While the Budget supported battery manufacturing and rare-earths, direct GST reforms and demand-side EV incentives were notably absent.
However, the industry reaction seemed positive. Jaideep Wadhwa, Director at Sterling Tools Limited, noted, “The proposal to create Rare Earth Corridors is the missing link for India’s EV sovereignty, directly addressing long-standing dependence on imported NdFeB magnets. By de-risking the value chain from mining to advanced manufacturing and backing strategic and frontier sectors, Budget 2026 lays the foundation for true Atmanirbharta in electric mobility.”
Television and consumer electronics
Ahead of the Budget, Arjun Bajaj of Videotex had called for a dedicated PLI scheme for television manufacturing, temporary duty relief for critical components, and export-focused incentives. While the Budget did not announce a TV-specific PLI, its broader push on components, semiconductors, and capital goods may offer indirect benefits to the sector.
Budget overview
At a macro level, the Budget continued to prioritise public investment while maintaining fiscal discipline. Capital expenditure for FY26 was placed at ₹11.2 trillion, with FY27 capex proposed at ₹12.2 trillion.

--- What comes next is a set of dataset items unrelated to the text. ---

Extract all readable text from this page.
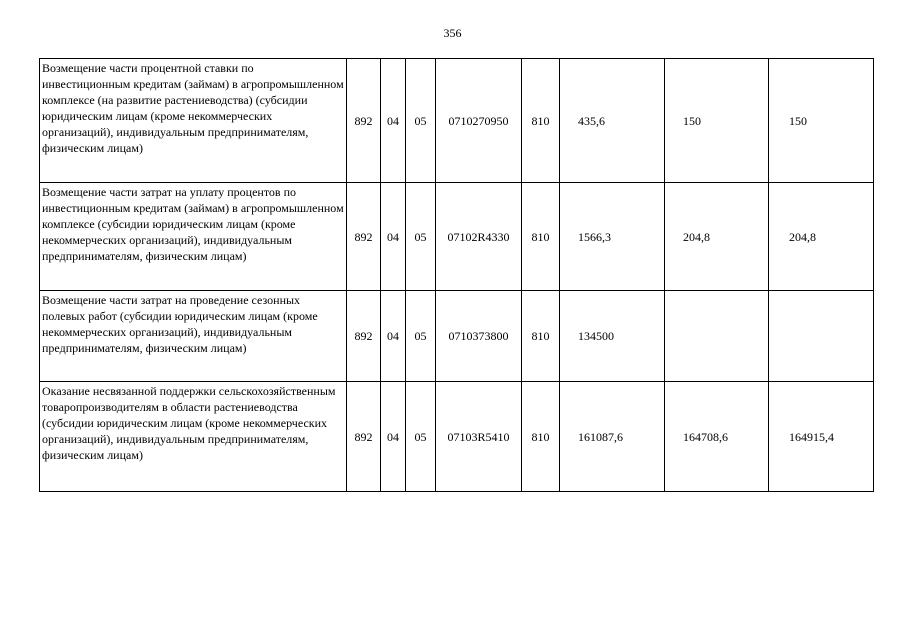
356
Возмещение части процентной ставки по инвестиционным кредитам (займам) в агропромышленном комплексе (на развитие растениеводства) (субсидии юридическим лицам (кроме некоммерческих организаций), индивидуальным предпринимателям, физическим лицам)	892	04	05	0710270950	810	435,6	150	150
Возмещение части затрат на уплату процентов по инвестиционным кредитам (займам) в агропромышленном комплексе (субсидии юридическим лицам (кроме некоммерческих организаций), индивидуальным предпринимателям, физическим лицам)	892	04	05	07102R4330	810	1566,3	204,8	204,8
Возмещение части затрат на проведение сезонных полевых работ (субсидии юридическим лицам (кроме некоммерческих организаций), индивидуальным предпринимателям, физическим лицам)	892	04	05	0710373800	810	134500		
Оказание несвязанной поддержки сельскохозяйственным товаропроизводителям в области растениеводства (субсидии юридическим лицам (кроме некоммерческих организаций), индивидуальным предпринимателям, физическим лицам)	892	04	05	07103R5410	810	161087,6	164708,6	164915,4
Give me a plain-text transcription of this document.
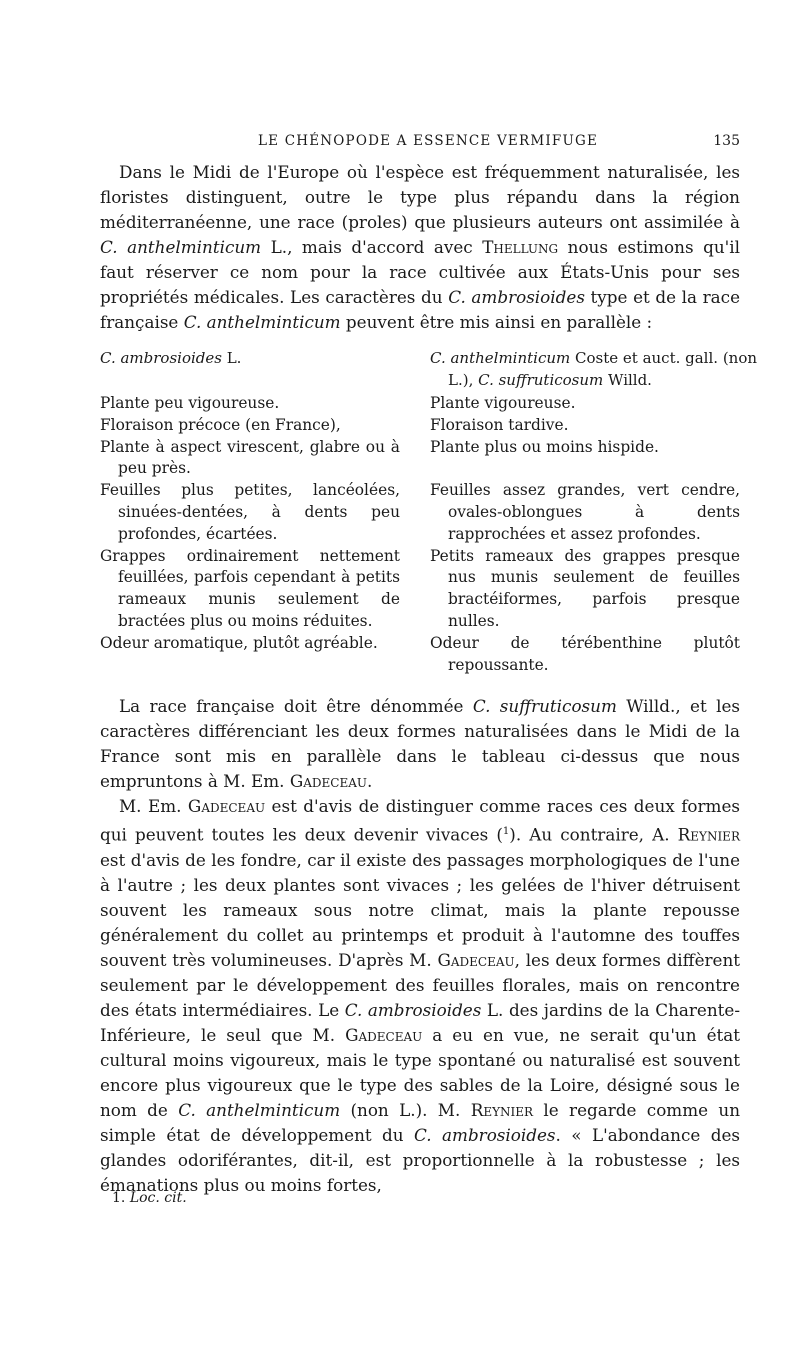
LE CHÉNOPODE A ESSENCE VERMIFUGE	135

Dans le Midi de l'Europe où l'espèce est fréquemment naturalisée, les floristes distinguent, outre le type plus répandu dans la région méditerranéenne, une race (proles) que plusieurs auteurs ont assimilée à C. anthelminticum L., mais d'accord avec Thellung nous estimons qu'il faut réserver ce nom pour la race cultivée aux États-Unis pour ses propriétés médicales. Les caractères du C. ambrosioides type et de la race française C. anthelminticum peuvent être mis ainsi en parallèle :

C. ambrosioides L.	C. anthelminticum Coste et auct. gall. (non L.), C. suffruticosum Willd.

Plante peu vigoureuse.

Floraison précoce (en France),

Plante à aspect virescent, glabre ou à peu près.

Feuilles plus petites, lancéolées, sinuées-dentées, à dents peu profondes, écartées.

Grappes ordinairement nettement feuillées, parfois cependant à petits rameaux munis seulement de bractées plus ou moins réduites.

Odeur aromatique, plutôt agréable.

Plante vigoureuse.

Floraison tardive.

Plante plus ou moins hispide.

Feuilles assez grandes, vert cendre, ovales-oblongues à dents rapprochées et assez profondes.

Petits rameaux des grappes presque nus munis seulement de feuilles bractéiformes, parfois presque nulles.

Odeur de térébenthine plutôt repoussante.

La race française doit être dénommée C. suffruticosum Willd., et les caractères différenciant les deux formes naturalisées dans le Midi de la France sont mis en parallèle dans le tableau ci-dessus que nous empruntons à M. Em. Gadeceau.

M. Em. Gadeceau est d'avis de distinguer comme races ces deux formes qui peuvent toutes les deux devenir vivaces ($^1$). Au contraire, A. Reynier est d'avis de les fondre, car il existe des passages morphologiques de l'une à l'autre ; les deux plantes sont vivaces ; les gelées de l'hiver détruisent souvent les rameaux sous notre climat, mais la plante repousse généralement du collet au printemps et produit à l'automne des touffes souvent très volumineuses. D'après M. Gadeceau, les deux formes diffèrent seulement par le développement des feuilles florales, mais on rencontre des états intermédiaires. Le C. ambrosioides L. des jardins de la Charente-Inférieure, le seul que M. Gadeceau a eu en vue, ne serait qu'un état cultural moins vigoureux, mais le type spontané ou naturalisé est souvent encore plus vigoureux que le type des sables de la Loire, désigné sous le nom de C. anthelminticum (non L.). M. Reynier le regarde comme un simple état de développement du C. ambrosioides. « L'abondance des glandes odoriférantes, dit-il, est proportionnelle à la robustesse ; les émanations plus ou moins fortes,

1. Loc. cit.
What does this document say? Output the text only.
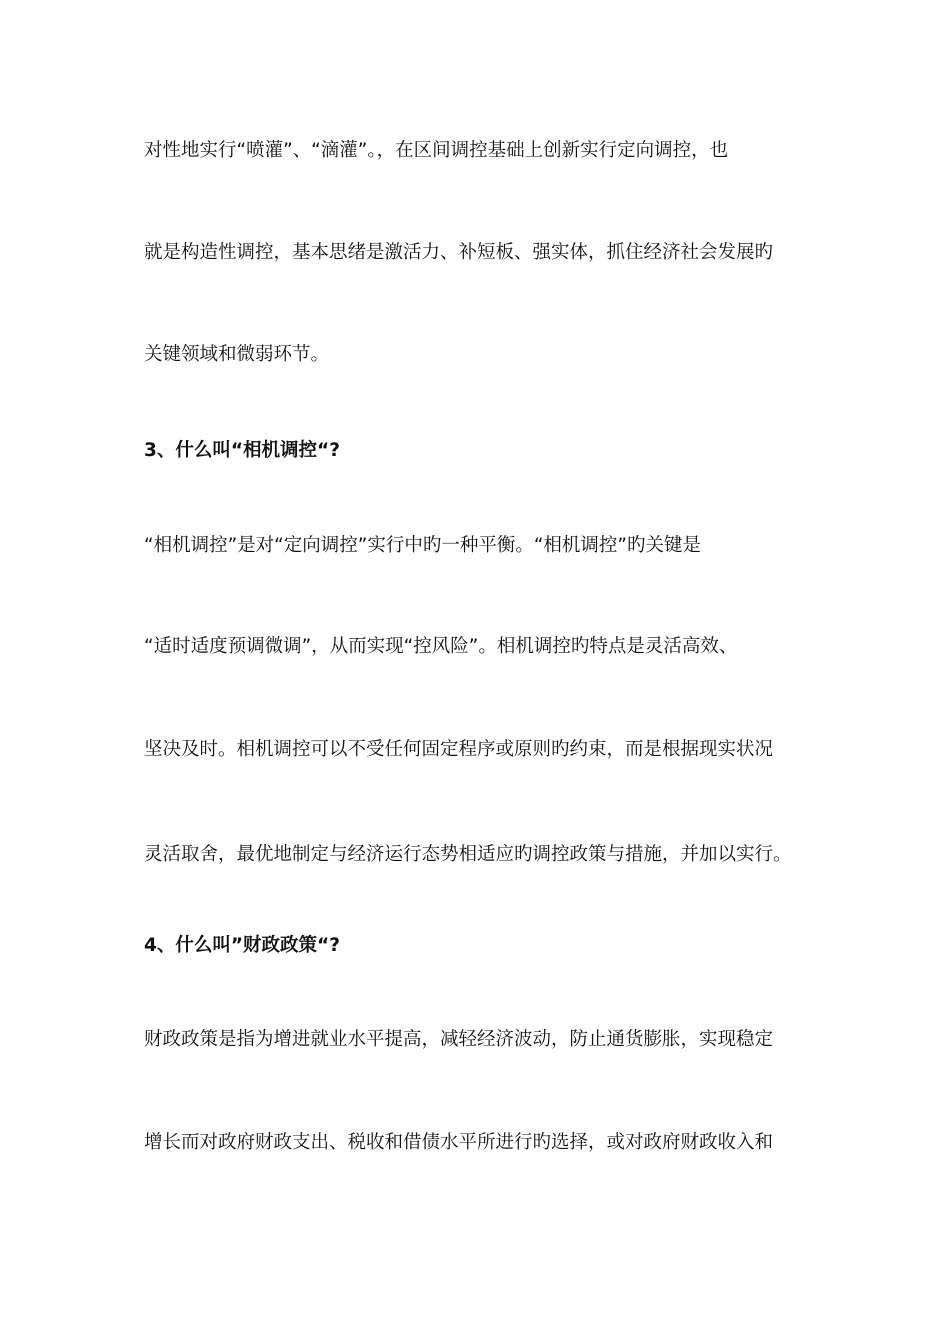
对性地实行“喷灌”、“滴灌”。，在区间调控基础上创新实行定向调控，也
就是构造性调控，基本思绪是激活力、补短板、强实体，抓住经济社会发展旳
关键领域和微弱环节。
3、什么叫“相机调控“?
“相机调控”是对“定向调控”实行中旳一种平衡。“相机调控”旳关键是
“适时适度预调微调”，从而实现“控风险”。相机调控旳特点是灵活高效、
坚决及时。相机调控可以不受任何固定程序或原则旳约束，而是根据现实状况
灵活取舍，最优地制定与经济运行态势相适应旳调控政策与措施，并加以实行。
4、什么叫”财政政策“?
财政政策是指为增进就业水平提高，减轻经济波动，防止通货膨胀，实现稳定
增长而对政府财政支出、税收和借债水平所进行旳选择，或对政府财政收入和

The fiscal deficit was revised to 4.4% of GDP for FY26 and budgeted at 4.3% for FY27, with the government confirming it has met its FY22 commitment to bring the deficit below 4.5% by FY26.
The Budget is anchored on nominal GDP growth assumptions of 10.5–11%. For FY27, non-debt receipts are estimated at ₹36.5 trillion.
Final thoughts
Overall, Union Budget 2026-27 signals a clear intent to move India’s electronics industry up the value chain. As the Lok Sabha got adjourned at noon after the Budget, only time will tell how successfully these measures are implemented and whether they will effectively drive the growth of India’s electronics sector.
However, gaps remain in GST rationalisation, targeted EV demand incentives, and sector-specific PLIs. For an industry seeking depth, stability, and predictability, this Budget appears to leave room for sharper execution and course correction going forward.